Re: [PATCH bpf-next 1/2] bpf, net: Support SO_REUSEPORT sockets with bpf_sk_assign

From: Joe Stringer
Date: Fri May 26 2023 - 01:57:12 EST


On Thu, May 25, 2023 at 1:19 AM Lorenz Bauer <lmb@xxxxxxxxxxxxx> wrote:
>
> Currently the bpf_sk_assign helper in tc BPF context refuses SO_REUSEPORT
> sockets. This means we can't use the helper to steer traffic to Envoy, which
> configures SO_REUSEPORT on its sockets. In turn, we're blocked from removing
> TPROXY from our setup.
>
> The reason that bpf_sk_assign refuses such sockets is that the bpf_sk_lookup
> helpers don't execute SK_REUSEPORT programs. Instead, one of the
> reuseport sockets is selected by hash. This could cause dispatch to the
> "wrong" socket:
>
> sk = bpf_sk_lookup_tcp(...) // select SO_REUSEPORT by hash
> bpf_sk_assign(skb, sk) // SK_REUSEPORT wasn't executed
>
> Fixing this isn't as simple as invoking SK_REUSEPORT from the lookup
> helpers unfortunately. In the tc context, L2 headers are at the start
> of the skb, while SK_REUSEPORT expects L3 headers instead.
>
> Instead, we execute the SK_REUSEPORT program when the assigned socket
> is pulled out of the skb, further up the stack. This creates some
> trickiness with regards to refcounting as bpf_sk_assign will put both
> refcounted and RCU freed sockets in skb->sk. reuseport sockets are RCU
> freed. We can infer that the sk_assigned socket is RCU freed if the
> reuseport lookup succeeds, but convincing yourself of this fact isn't
> straight forward. Therefore we defensively check refcounting on the
> sk_assign sock even though it's probably not required in practice.
>
> Fixes: 8e368dc ("bpf: Fix use of sk->sk_reuseport from sk_assign")
> Fixes: cf7fbe6 ("bpf: Add socket assign support")
> Co-developed-by: Daniel Borkmann <daniel@xxxxxxxxxxxxx>
> Signed-off-by: Daniel Borkmann <daniel@xxxxxxxxxxxxx>
> Signed-off-by: Lorenz Bauer <lmb@xxxxxxxxxxxxx>
> Cc: Joe Stringer <joe@xxxxxxxxx>
> Link: https://lore.kernel.org/bpf/CACAyw98+qycmpQzKupquhkxbvWK4OFyDuuLMBNROnfWMZxUWeA@xxxxxxxxxxxxxx/

Nice approach to fix this issue, wish I'd thought of it :)

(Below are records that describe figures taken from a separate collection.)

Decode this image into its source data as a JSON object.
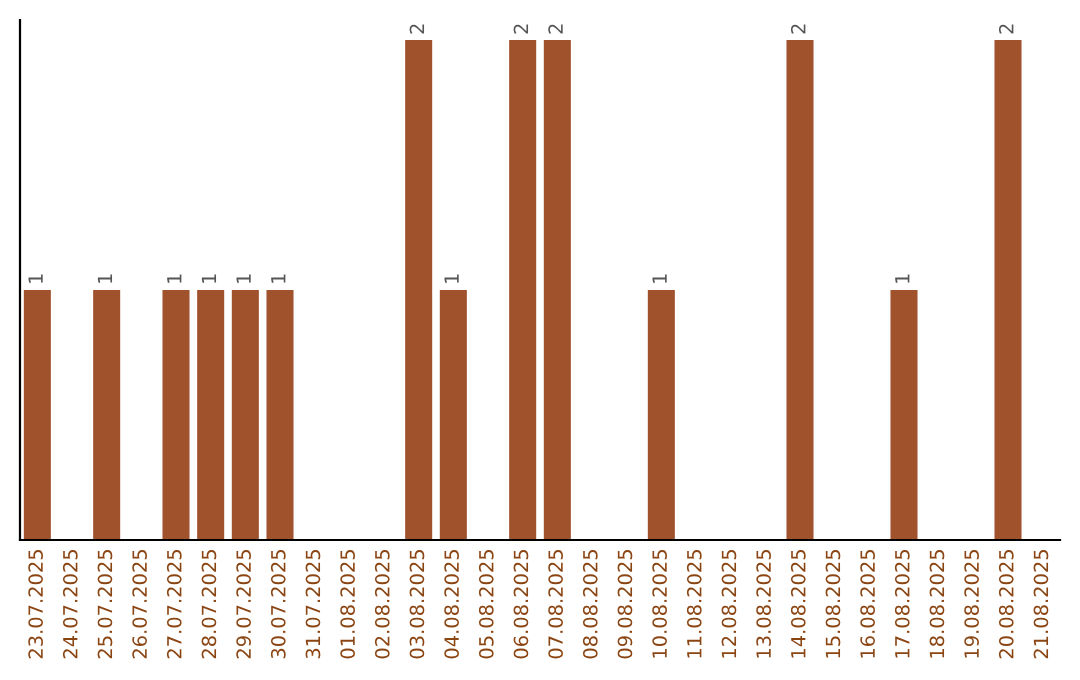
{
  "chart_data": {
    "type": "bar",
    "categories": [
      "23.07.2025",
      "24.07.2025",
      "25.07.2025",
      "26.07.2025",
      "27.07.2025",
      "28.07.2025",
      "29.07.2025",
      "30.07.2025",
      "31.07.2025",
      "01.08.2025",
      "02.08.2025",
      "03.08.2025",
      "04.08.2025",
      "05.08.2025",
      "06.08.2025",
      "07.08.2025",
      "08.08.2025",
      "09.08.2025",
      "10.08.2025",
      "11.08.2025",
      "12.08.2025",
      "13.08.2025",
      "14.08.2025",
      "15.08.2025",
      "16.08.2025",
      "17.08.2025",
      "18.08.2025",
      "19.08.2025",
      "20.08.2025",
      "21.08.2025"
    ],
    "values": [
      1,
      0,
      1,
      0,
      1,
      1,
      1,
      1,
      0,
      0,
      0,
      2,
      1,
      0,
      2,
      2,
      0,
      0,
      1,
      0,
      0,
      0,
      2,
      0,
      0,
      1,
      0,
      0,
      2,
      0
    ],
    "value_labels": [
      "1",
      null,
      "1",
      null,
      "1",
      "1",
      "1",
      "1",
      null,
      null,
      null,
      "2",
      "1",
      null,
      "2",
      "2",
      null,
      null,
      "1",
      null,
      null,
      null,
      "2",
      null,
      null,
      "1",
      null,
      null,
      "2",
      null
    ],
    "color": "#a0522d",
    "ylim": [
      0,
      2.08
    ],
    "tick_labels": "x",
    "grid": false,
    "legend": false
  }
}
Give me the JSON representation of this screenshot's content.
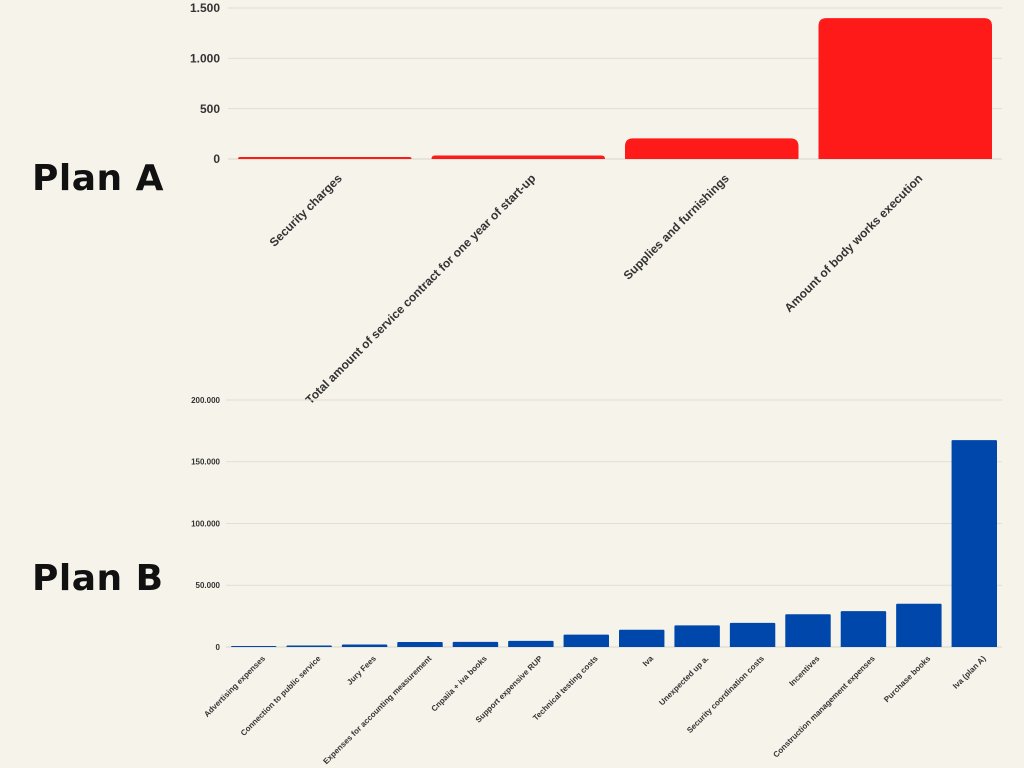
{
  "plans": {
    "a_label": "Plan A",
    "b_label": "Plan B"
  },
  "chart_data": [
    {
      "type": "bar",
      "color": "#ff1a1a",
      "categories": [
        "Security charges",
        "Total amount of service contract for one year of start-up",
        "Supplies and furnishings",
        "Amount of body works execution"
      ],
      "values": [
        20,
        35,
        205,
        1400
      ],
      "ylim": [
        0,
        1500
      ],
      "yticks": [
        0,
        500,
        1000,
        1500
      ],
      "ytick_labels": [
        "0",
        "500",
        "1.000",
        "1.500"
      ],
      "grid": true
    },
    {
      "type": "bar",
      "color": "#0047ab",
      "categories": [
        "Advertising expenses",
        "Connection to public service",
        "Jury Fees",
        "Expenses for accounting measurement",
        "Cnpaiia + iva books",
        "Support expensive RUP",
        "Technical testing costs",
        "Iva",
        "Unexpected up a.",
        "Security coordination costs",
        "Incentives",
        "Construction management expenses",
        "Purchase books",
        "Iva (plan A)"
      ],
      "values": [
        600,
        1200,
        2000,
        4000,
        4200,
        5000,
        10000,
        14000,
        17500,
        19500,
        26500,
        29000,
        35000,
        167500
      ],
      "ylim": [
        0,
        200000
      ],
      "yticks": [
        0,
        50000,
        100000,
        150000,
        200000
      ],
      "ytick_labels": [
        "0",
        "50.000",
        "100.000",
        "150.000",
        "200.000"
      ],
      "grid": true
    }
  ]
}
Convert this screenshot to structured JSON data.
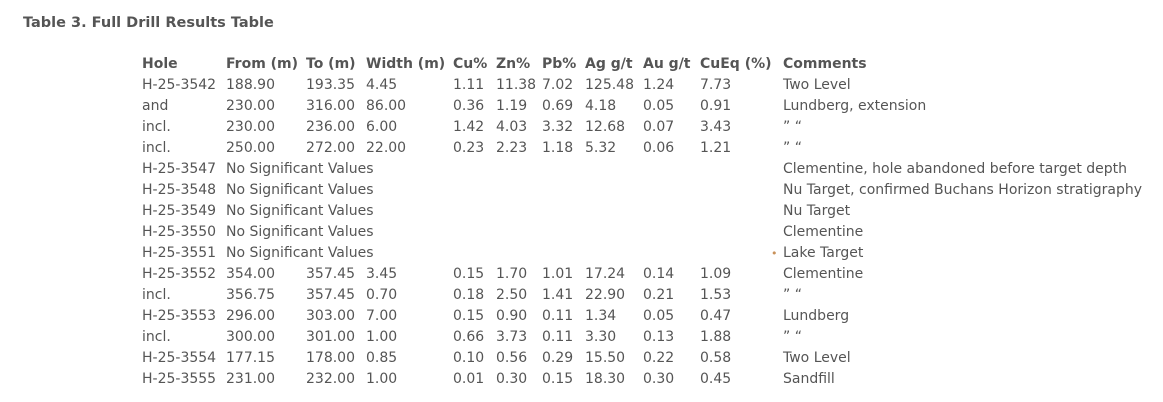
{
  "caption": "Table 3. Full Drill Results Table",
  "table": {
    "headers": {
      "hole": "Hole",
      "from": "From (m)",
      "to": "To (m)",
      "width": "Width (m)",
      "cu": "Cu%",
      "zn": "Zn%",
      "pb": "Pb%",
      "ag": "Ag g/t",
      "au": "Au g/t",
      "cueq": "CuEq (%)",
      "comments": "Comments"
    },
    "rows": [
      {
        "hole": "H-25-3542",
        "from": "188.90",
        "to": "193.35",
        "width": "4.45",
        "cu": "1.11",
        "zn": "11.38",
        "pb": "7.02",
        "ag": "125.48",
        "au": "1.24",
        "cueq": "7.73",
        "comments": "Two Level"
      },
      {
        "hole": "and",
        "from": "230.00",
        "to": "316.00",
        "width": "86.00",
        "cu": "0.36",
        "zn": "1.19",
        "pb": "0.69",
        "ag": "4.18",
        "au": "0.05",
        "cueq": "0.91",
        "comments": "Lundberg, extension"
      },
      {
        "hole": "incl.",
        "from": "230.00",
        "to": "236.00",
        "width": "6.00",
        "cu": "1.42",
        "zn": "4.03",
        "pb": "3.32",
        "ag": "12.68",
        "au": "0.07",
        "cueq": "3.43",
        "comments": "” “"
      },
      {
        "hole": "incl.",
        "from": "250.00",
        "to": "272.00",
        "width": "22.00",
        "cu": "0.23",
        "zn": "2.23",
        "pb": "1.18",
        "ag": "5.32",
        "au": "0.06",
        "cueq": "1.21",
        "comments": "” “"
      },
      {
        "hole": "H-25-3547",
        "note": "No Significant Values",
        "comments": "Clementine, hole abandoned before target depth"
      },
      {
        "hole": "H-25-3548",
        "note": "No Significant Values",
        "comments": "Nu Target, confirmed Buchans Horizon stratigraphy"
      },
      {
        "hole": "H-25-3549",
        "note": "No Significant Values",
        "comments": "Nu Target"
      },
      {
        "hole": "H-25-3550",
        "note": "No Significant Values",
        "comments": "Clementine"
      },
      {
        "hole": "H-25-3551",
        "note": "No Significant Values",
        "comments": "Lake Target",
        "bullet": "•"
      },
      {
        "hole": "H-25-3552",
        "from": "354.00",
        "to": "357.45",
        "width": "3.45",
        "cu": "0.15",
        "zn": "1.70",
        "pb": "1.01",
        "ag": "17.24",
        "au": "0.14",
        "cueq": "1.09",
        "comments": "Clementine"
      },
      {
        "hole": "incl.",
        "from": "356.75",
        "to": "357.45",
        "width": "0.70",
        "cu": "0.18",
        "zn": "2.50",
        "pb": "1.41",
        "ag": "22.90",
        "au": "0.21",
        "cueq": "1.53",
        "comments": "” “"
      },
      {
        "hole": "H-25-3553",
        "from": "296.00",
        "to": "303.00",
        "width": "7.00",
        "cu": "0.15",
        "zn": "0.90",
        "pb": "0.11",
        "ag": "1.34",
        "au": "0.05",
        "cueq": "0.47",
        "comments": "Lundberg"
      },
      {
        "hole": "incl.",
        "from": "300.00",
        "to": "301.00",
        "width": "1.00",
        "cu": "0.66",
        "zn": "3.73",
        "pb": "0.11",
        "ag": "3.30",
        "au": "0.13",
        "cueq": "1.88",
        "comments": "” “"
      },
      {
        "hole": "H-25-3554",
        "from": "177.15",
        "to": "178.00",
        "width": "0.85",
        "cu": "0.10",
        "zn": "0.56",
        "pb": "0.29",
        "ag": "15.50",
        "au": "0.22",
        "cueq": "0.58",
        "comments": "Two Level"
      },
      {
        "hole": "H-25-3555",
        "from": "231.00",
        "to": "232.00",
        "width": "1.00",
        "cu": "0.01",
        "zn": "0.30",
        "pb": "0.15",
        "ag": "18.30",
        "au": "0.30",
        "cueq": "0.45",
        "comments": "Sandfill"
      }
    ]
  }
}
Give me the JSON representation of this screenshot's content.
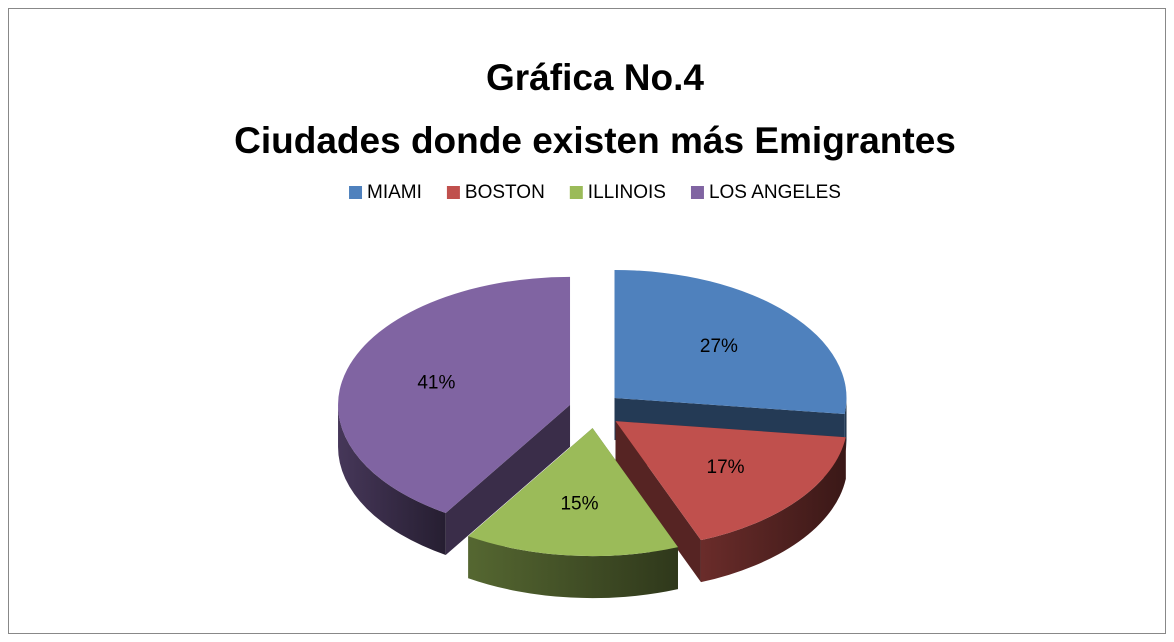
{
  "chart_data": {
    "type": "pie",
    "title": "Gráfica No.4",
    "subtitle": "Ciudades donde existen más Emigrantes",
    "categories": [
      "MIAMI",
      "BOSTON",
      "ILLINOIS",
      "LOS ANGELES"
    ],
    "values": [
      27,
      17,
      15,
      41
    ],
    "value_labels": [
      "27%",
      "17%",
      "15%",
      "41%"
    ],
    "colors": [
      "#4f81bd",
      "#c0504d",
      "#9bbb59",
      "#8064a2"
    ],
    "legend": "top",
    "exploded": true,
    "three_d": true
  }
}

I pulled this and tested out in a little-vm-helper environment with
kind and Cilium's examples/kubernetes/connectivity-check proxy suite,
as well as cilium-cli's connectivity tests and the L7 features seem to
be working as expected with SO_REUSEPORT.

Tested-by: Joe Stringer <joe@xxxxxxxxx>

I also glanced through the commit, and the various protocols seem to
be handled consistently at the very least, though I agree it'd be
simpler for review and bisecting if broken down into more incremental
changes.